Interior Integrity Policy: Is Science Door Half-Open or Half-Closed?

February 23, 2011

The Interior Department's issuance of an updated science integrity and openness policy was greeted by some science watchdogs as a positive step — but that so far may be largely a matter of what public affairs professionals and media pundits call "optics."

The good news, perhaps, is that Interior felt a need to take some policy action in response to the White House's Dec. 17, 2010, memo on science integrity. It has not been clear that the White House memo required agencies to respond with any substantive changes or actions — and some agencies have seemed to signal that no changes to their existing practices will be needed.

But the bad news is that the Interior policy seems to rehash a 2010 decree that scientists criticized, to punish the innocent, and to reward the uninvolved.

The policy announced Feb. 1, 2011, by Interior Secretary Ken Salazar actually said very little about whether and how agency scientists and staff could talk to reporters — a key question raised during the Bush administration. Bush political appointees at Interior and other science agencies routinely required scientists to get press office permission before they could talk to reporters — and insisted that Saddam-style "minders" be present during interviews to prevent scientists from sharing politically inconvenient facts or views.

The Interior policy still to a large degree neglects the key problem of whether politically appointed press officials are twisting science, and instead battles the straw-man problem of whether the lab-level scientists may somehow be fudging their research, making up data, or pilfering test tubes. Those have not been a serious problem, in the experience of science journalists and watchdogs covering the agency. By perpetuating this false premise, the Interior science policy has helped distract major news media from the issue of political interference in science.

Interior under Salazar initially published a draft science integrity policy Aug. 31, 2010. After criticism from groups such as Public Employees for Environmental Responsibility (PEER) and the Union of Concerned Scientists (UCS), Interior revised that policy and reissued it as a final secretarial order on Sept. 29, 2010. The revised policy made clear that it applied to political appointees as well as scientists and stated that scientific information should be made freely available to the public. Both PEER and UCS acknowledged the Sept. 29 revision as a major step forward.

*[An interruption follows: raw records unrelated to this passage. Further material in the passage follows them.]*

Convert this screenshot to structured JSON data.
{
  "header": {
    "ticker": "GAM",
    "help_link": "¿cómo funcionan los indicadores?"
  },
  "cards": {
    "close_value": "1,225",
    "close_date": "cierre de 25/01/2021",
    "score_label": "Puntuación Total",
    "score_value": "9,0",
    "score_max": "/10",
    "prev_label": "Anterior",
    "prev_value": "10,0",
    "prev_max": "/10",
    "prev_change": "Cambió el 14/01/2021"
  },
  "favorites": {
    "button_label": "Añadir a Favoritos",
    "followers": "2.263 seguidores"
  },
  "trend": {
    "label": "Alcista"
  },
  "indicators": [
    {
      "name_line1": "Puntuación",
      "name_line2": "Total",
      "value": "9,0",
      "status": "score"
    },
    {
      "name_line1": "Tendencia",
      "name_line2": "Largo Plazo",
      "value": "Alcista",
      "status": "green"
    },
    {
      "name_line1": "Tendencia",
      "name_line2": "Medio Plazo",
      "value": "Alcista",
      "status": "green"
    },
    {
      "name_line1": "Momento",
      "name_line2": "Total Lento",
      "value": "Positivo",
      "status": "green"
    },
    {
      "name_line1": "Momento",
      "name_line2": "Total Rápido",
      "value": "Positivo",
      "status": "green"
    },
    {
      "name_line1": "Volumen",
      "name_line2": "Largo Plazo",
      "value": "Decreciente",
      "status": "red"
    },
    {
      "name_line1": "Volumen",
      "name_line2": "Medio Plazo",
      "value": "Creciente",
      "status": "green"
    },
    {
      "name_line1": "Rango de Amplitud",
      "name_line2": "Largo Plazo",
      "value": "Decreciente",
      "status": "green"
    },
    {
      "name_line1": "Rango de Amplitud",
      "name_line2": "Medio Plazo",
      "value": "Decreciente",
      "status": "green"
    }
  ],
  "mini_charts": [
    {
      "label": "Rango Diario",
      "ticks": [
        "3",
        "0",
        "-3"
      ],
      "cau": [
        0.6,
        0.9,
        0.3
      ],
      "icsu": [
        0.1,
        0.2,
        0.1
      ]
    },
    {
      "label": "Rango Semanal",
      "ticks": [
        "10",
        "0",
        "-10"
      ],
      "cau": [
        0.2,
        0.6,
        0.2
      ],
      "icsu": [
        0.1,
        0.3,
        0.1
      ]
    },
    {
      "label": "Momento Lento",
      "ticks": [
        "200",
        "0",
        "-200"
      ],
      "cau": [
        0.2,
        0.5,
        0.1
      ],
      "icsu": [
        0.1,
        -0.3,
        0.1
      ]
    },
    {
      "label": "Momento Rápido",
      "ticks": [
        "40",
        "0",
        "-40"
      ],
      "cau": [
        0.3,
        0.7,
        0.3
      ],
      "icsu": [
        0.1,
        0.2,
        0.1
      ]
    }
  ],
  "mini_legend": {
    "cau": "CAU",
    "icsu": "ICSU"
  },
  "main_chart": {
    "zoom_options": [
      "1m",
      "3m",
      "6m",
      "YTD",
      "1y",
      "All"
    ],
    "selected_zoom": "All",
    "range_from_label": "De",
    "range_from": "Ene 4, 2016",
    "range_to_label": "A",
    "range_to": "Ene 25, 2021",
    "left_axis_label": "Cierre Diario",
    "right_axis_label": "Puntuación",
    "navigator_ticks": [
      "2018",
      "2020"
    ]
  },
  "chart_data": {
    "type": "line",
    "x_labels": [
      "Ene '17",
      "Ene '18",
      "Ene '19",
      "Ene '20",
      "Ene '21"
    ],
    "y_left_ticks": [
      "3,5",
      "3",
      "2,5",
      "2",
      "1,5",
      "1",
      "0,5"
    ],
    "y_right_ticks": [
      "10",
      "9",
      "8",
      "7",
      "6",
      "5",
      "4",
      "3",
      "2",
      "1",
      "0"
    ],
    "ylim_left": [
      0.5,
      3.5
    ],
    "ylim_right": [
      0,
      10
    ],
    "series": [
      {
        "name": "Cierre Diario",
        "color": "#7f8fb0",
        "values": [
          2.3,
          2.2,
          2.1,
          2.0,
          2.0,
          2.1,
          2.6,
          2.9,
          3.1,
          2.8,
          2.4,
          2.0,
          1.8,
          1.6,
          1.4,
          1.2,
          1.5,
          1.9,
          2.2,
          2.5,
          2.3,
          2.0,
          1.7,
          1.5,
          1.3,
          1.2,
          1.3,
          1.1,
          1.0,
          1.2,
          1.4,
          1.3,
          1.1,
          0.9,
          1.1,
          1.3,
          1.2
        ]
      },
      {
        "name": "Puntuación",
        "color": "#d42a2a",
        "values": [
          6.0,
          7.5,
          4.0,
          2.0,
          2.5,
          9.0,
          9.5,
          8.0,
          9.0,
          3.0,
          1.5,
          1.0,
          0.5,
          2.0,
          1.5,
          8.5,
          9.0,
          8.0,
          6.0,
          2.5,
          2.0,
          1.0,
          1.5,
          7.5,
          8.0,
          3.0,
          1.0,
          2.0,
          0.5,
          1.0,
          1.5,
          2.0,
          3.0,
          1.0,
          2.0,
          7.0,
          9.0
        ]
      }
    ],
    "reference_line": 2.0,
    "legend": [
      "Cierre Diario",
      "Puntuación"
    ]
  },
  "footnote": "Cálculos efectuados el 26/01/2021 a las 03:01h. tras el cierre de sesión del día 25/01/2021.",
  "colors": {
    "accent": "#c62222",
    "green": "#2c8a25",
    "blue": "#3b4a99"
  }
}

The policy Salazar announced Feb. 2 (which was actually posted to the DOI Departmental Manual with an effective date of Jan. 28, 2011), in many respects simply tracked the order of Sept. 29, although the press release described it as "new" and a response to the White House directive of Dec. 17, which it also tracked closely.

The policy requires covered employees (including political appointees) to subscribe to a code of conduct that states, among other things, "I will communicate the results of scientific and scholarly activities clearly, honestly, objectively, thoroughly, accurately, and in a timely manner." But it does not anywhere describe the duties or behaviors expected of press office and public affairs personnel, nor does it specifically address whether scientists need press office permissions and minders to talk to the press.

Likewise, the policy requires covered employees (including politicals) to avoid even apparent conflict of interest. But it does not address the likelihood that political appointees would have severe and inherent conflicts of interest any time they try to explain the scientific basis for policies that may be pre-ordained by orders from higher up the political chain — often for reasons that go well beyond science (such as economic factors or regional politics).